Kommentar Ägypten und die Türkei - Wo Erdogan Recht hat

Die Vereinigten Staaten vermeiden es, von einem Staatsstreich in Ägypten zu sprechen. Die Europäische Union mahnt und warnt, tut sonst aber nichts. So mancher arabischer Staat ist hoch erfreut und schickt Milliardensummen an das neue Regime.

Nach der Entmachtung des ägyptischen Präsidenten Mohammed Mursi gibt es nur eine wichtige Regionalmacht, die schon vor dem vergangenen blutigen Wochenende laut und deutlich von einem Putsch der ägyptischen Generäle gesprochen hat und die Militärs am Nil scharf kritisierte. Dieses Land ist die Türkei.

Ministerpräsident Recep Tayyip Erdogan hatte sich zuletzt durch seinen Umgang mit der Protestbewegung im eigenen Land selbst als autoritärer Politiker gezeigt, der keine Kritik vertragen kann. Wenn Erdogans Regierung jetzt fordert, in Ägypten müssten friedliche Demonstrationen von den Behörden toleriert werden, dann bleibt ein schlechter Nachgeschmack.

Auch stehen hinter Erdogans Forderungen an die neuen Herrscher in Kairo eher die regionalpolitischen Interessen der Türkei als ein selbstloses Engagement für die Demokratie.

Mursis Wahl war in Ankara auch als Erfolg des "türkischen Modells" verstanden worden: als Beweis dafür, dass islamisch-konservative Bewegungen durchaus Demokratie-kompatibel sein können. Mursis Sturz hat dem "türkischen Modell" als Vorbild für die Staaten des Arabischen Frühlings deshalb Schaden zugefügt.

Nicht zuletzt handelt Erdogan auch als Politiker, der sich selbst noch vor wenigen Jahren gegen Putschdrohungen der Militärs wehren musste. Seit 1960 hat die türkische Armee vier gewählte Regierungen von der Macht verdrängt.
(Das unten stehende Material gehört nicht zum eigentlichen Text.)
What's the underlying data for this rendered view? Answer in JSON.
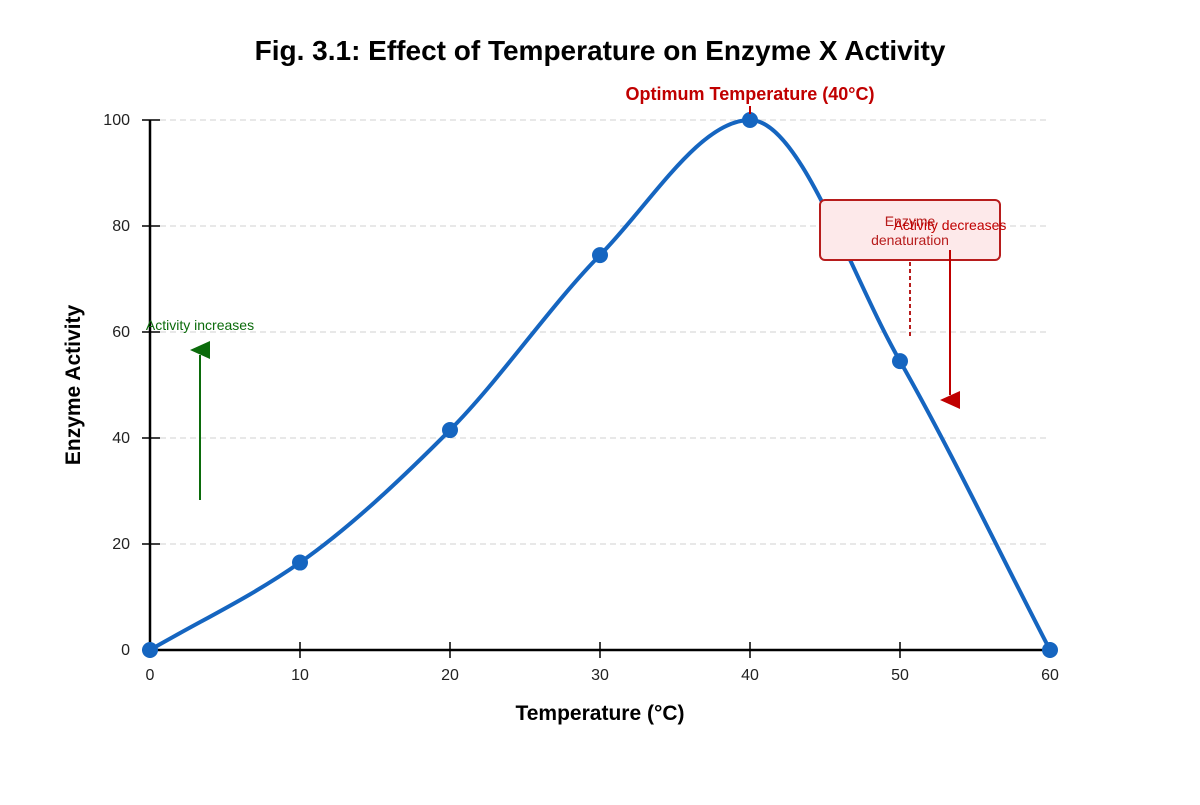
{
  "chart_data": {
    "type": "line",
    "title": "Fig. 3.1: Effect of Temperature on Enzyme X Activity",
    "xlabel": "Temperature (°C)",
    "ylabel": "Enzyme Activity",
    "xlim": [
      0,
      60
    ],
    "ylim": [
      0,
      100
    ],
    "x_ticks": [
      0,
      10,
      20,
      30,
      40,
      50,
      60
    ],
    "y_ticks": [
      0,
      20,
      40,
      60,
      80,
      100
    ],
    "grid": "horizontal-dashed",
    "series": [
      {
        "x": [
          0,
          10,
          20,
          30,
          40,
          50,
          60
        ],
        "values": [
          0,
          16.5,
          41.5,
          74.5,
          100,
          54.5,
          0
        ],
        "color": "#1565c0"
      }
    ],
    "annotations": {
      "optimum": {
        "text": "Optimum Temperature (40°C)",
        "x": 40,
        "y": 100,
        "color": "#c00000"
      },
      "increase": {
        "text": "Activity increases",
        "color": "#0b6b0b"
      },
      "decrease": {
        "text": "Activity decreases",
        "color": "#c00000"
      },
      "denaturation": {
        "line1": "Enzyme",
        "line2": "denaturation",
        "color": "#b71c1c",
        "fill": "#fde9ea"
      }
    }
  }
}
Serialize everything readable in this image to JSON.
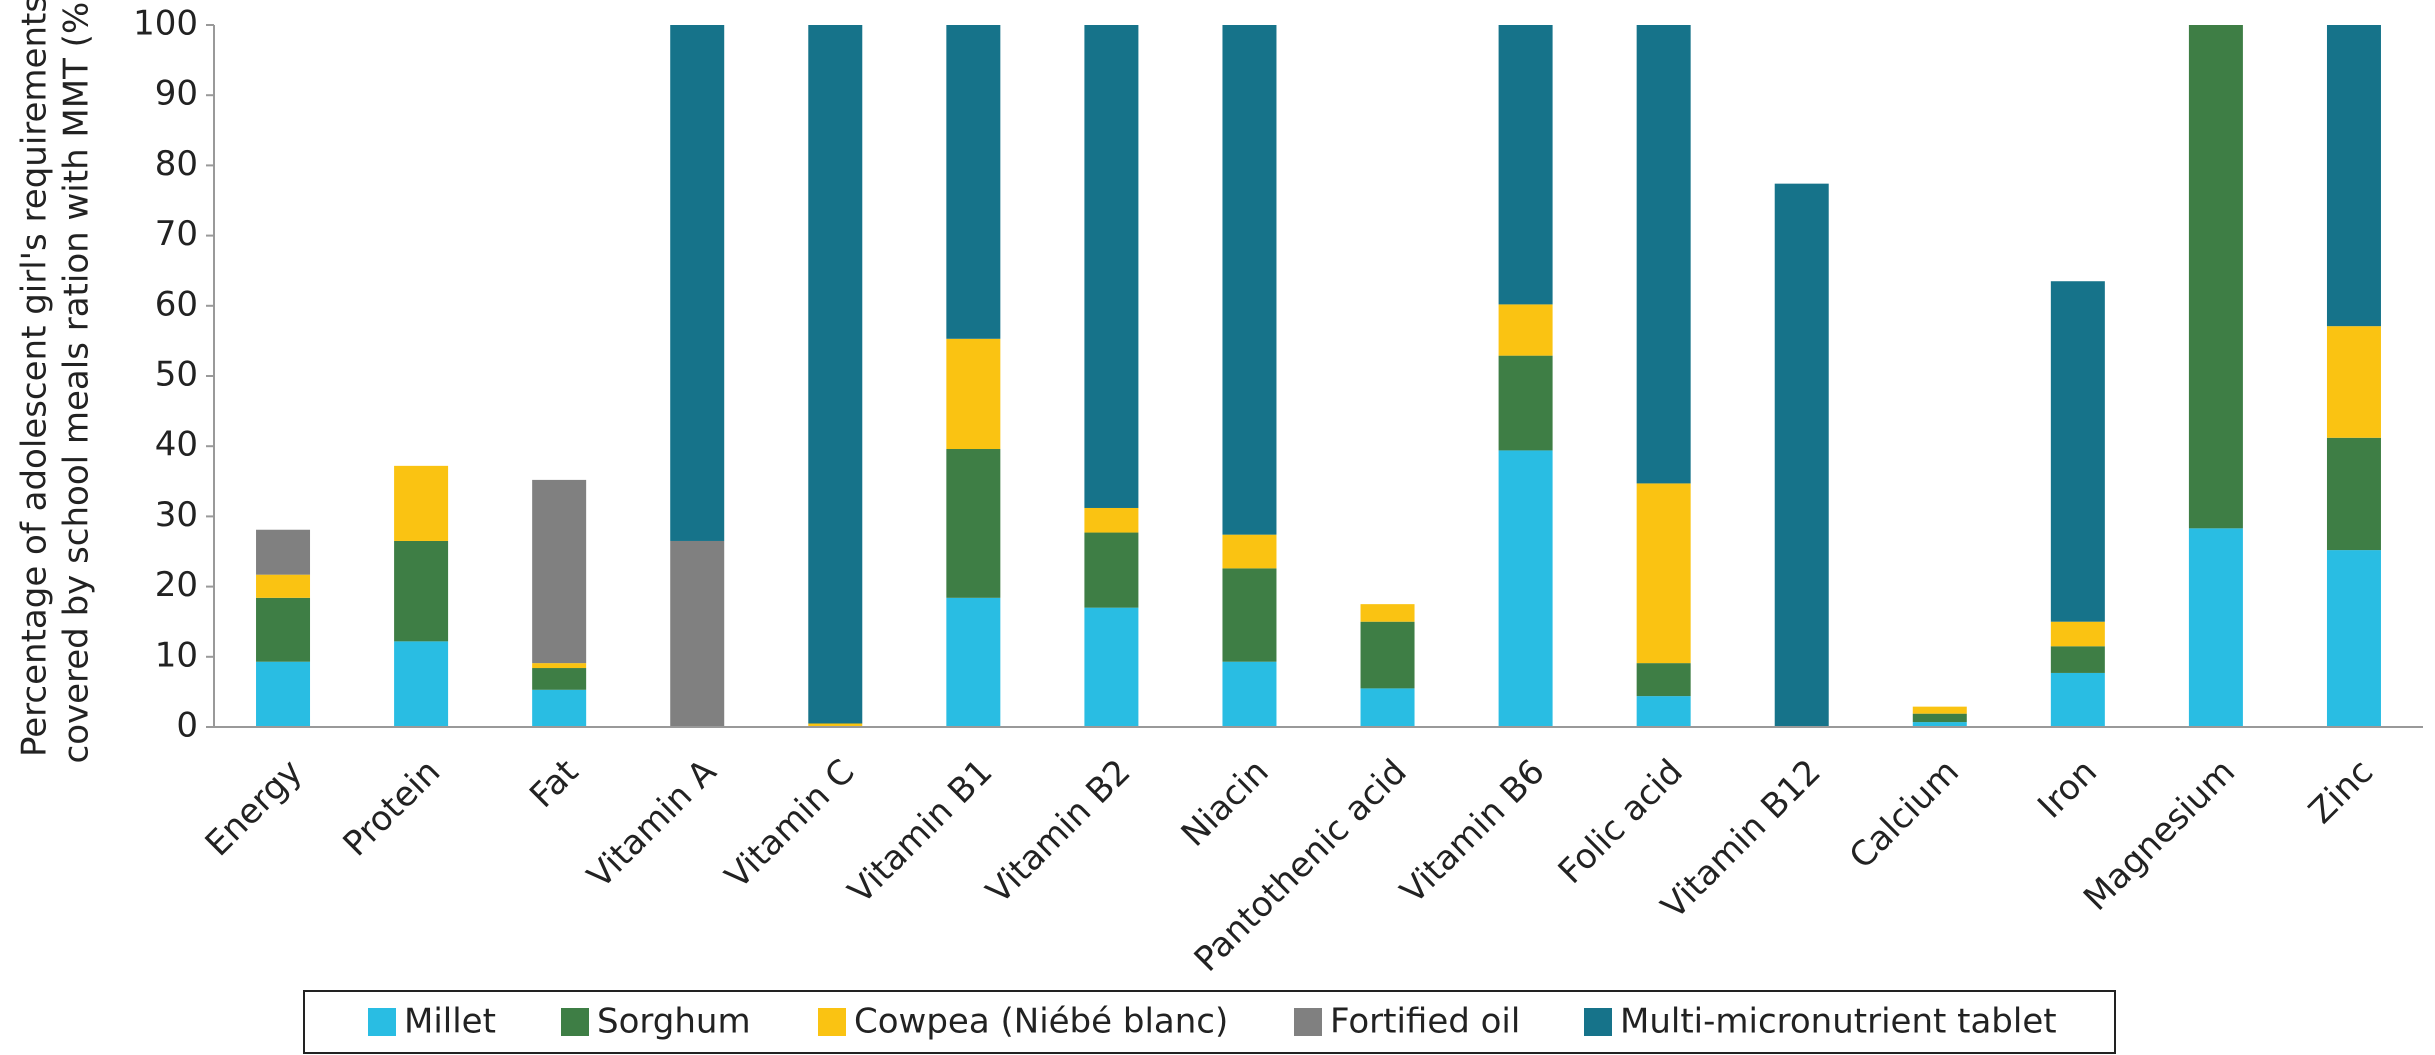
{
  "chart_data": {
    "type": "stacked_bar",
    "ylabel": [
      "Percentage of adolescent girl's requirements",
      "covered by school meals ration with MMT (%)"
    ],
    "categories": [
      "Energy",
      "Protein",
      "Fat",
      "Vitamin A",
      "Vitamin C",
      "Vitamin B1",
      "Vitamin B2",
      "Niacin",
      "Pantothenic acid",
      "Vitamin B6",
      "Folic acid",
      "Vitamin B12",
      "Calcium",
      "Iron",
      "Magnesium",
      "Zinc"
    ],
    "series": [
      {
        "name": "Millet",
        "color": "#29bde3",
        "values": [
          9.3,
          12.2,
          5.3,
          0,
          0,
          18.4,
          17.0,
          9.3,
          5.5,
          39.4,
          4.4,
          0,
          0.7,
          7.7,
          28.3,
          25.2
        ]
      },
      {
        "name": "Sorghum",
        "color": "#3e7e45",
        "values": [
          9.1,
          14.3,
          3.1,
          0,
          0,
          21.2,
          10.7,
          13.3,
          9.5,
          13.5,
          4.7,
          0,
          1.2,
          3.8,
          71.7,
          16.0
        ]
      },
      {
        "name": "Cowpea (Niébé blanc)",
        "color": "#fac312",
        "values": [
          3.3,
          10.7,
          0.7,
          0,
          0.5,
          15.7,
          3.5,
          4.8,
          2.5,
          7.3,
          25.6,
          0,
          1.0,
          3.5,
          0,
          15.9
        ]
      },
      {
        "name": "Fortified oil",
        "color": "#808080",
        "values": [
          6.4,
          0,
          26.1,
          26.5,
          0,
          0,
          0,
          0,
          0,
          0,
          0,
          0,
          0,
          0,
          0,
          0
        ]
      },
      {
        "name": "Multi-micronutrient tablet",
        "color": "#16738a",
        "values": [
          0,
          0,
          0,
          73.5,
          99.5,
          44.7,
          68.8,
          72.6,
          0,
          39.8,
          65.3,
          77.4,
          0,
          48.5,
          0,
          42.9
        ]
      }
    ],
    "ylim": [
      0,
      100
    ],
    "yticks": [
      0,
      10,
      20,
      30,
      40,
      50,
      60,
      70,
      80,
      90,
      100
    ],
    "legend": "bottom"
  }
}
Doch Erdogans Eigeninteressen bedeuten nicht, dass seine Kritik am Umgang der internationalen Gemeinschaft mit den Ereignissen in Ägypten völlig falsch wäre. Er hat den Eindruck, dass der Westen und die reichen Monarchien am Golf immer dann die Grundsätze von Demokratie und Rechtsstaat ignorieren, wenn es um Leute wie Mursi oder ihn selbst geht: islamisch-konservative Politiker, die automatisch unter dem Verdacht des Fundamentalismus stehen. Man stelle sich die internationalen Reaktionen vor, wenn die Armee in Ägypten einen Präsidenten wie den pro-westlichen Politiker Mohammed ElBaradei gestürzt hätte.

Wo bitte seien denn plötzlich all die aufrechten Unterstützer der Demokratie geblieben, die während der türkischen Proteste im Juni gegen seine Regierung auf die Barrikaden gegangen seien, fragte Erdogan mit Blick auf das vergangene Wochenende, des blutigsten seit dem Sturz Mursis. Schon jetzt ist absehbar, dass sich viele Türken in ihrer Haltung bestärkt sehen werden, wonach die Haltung des Westen zur islamischen Welt vor allem von Scheinheiligkeit geprägt wird.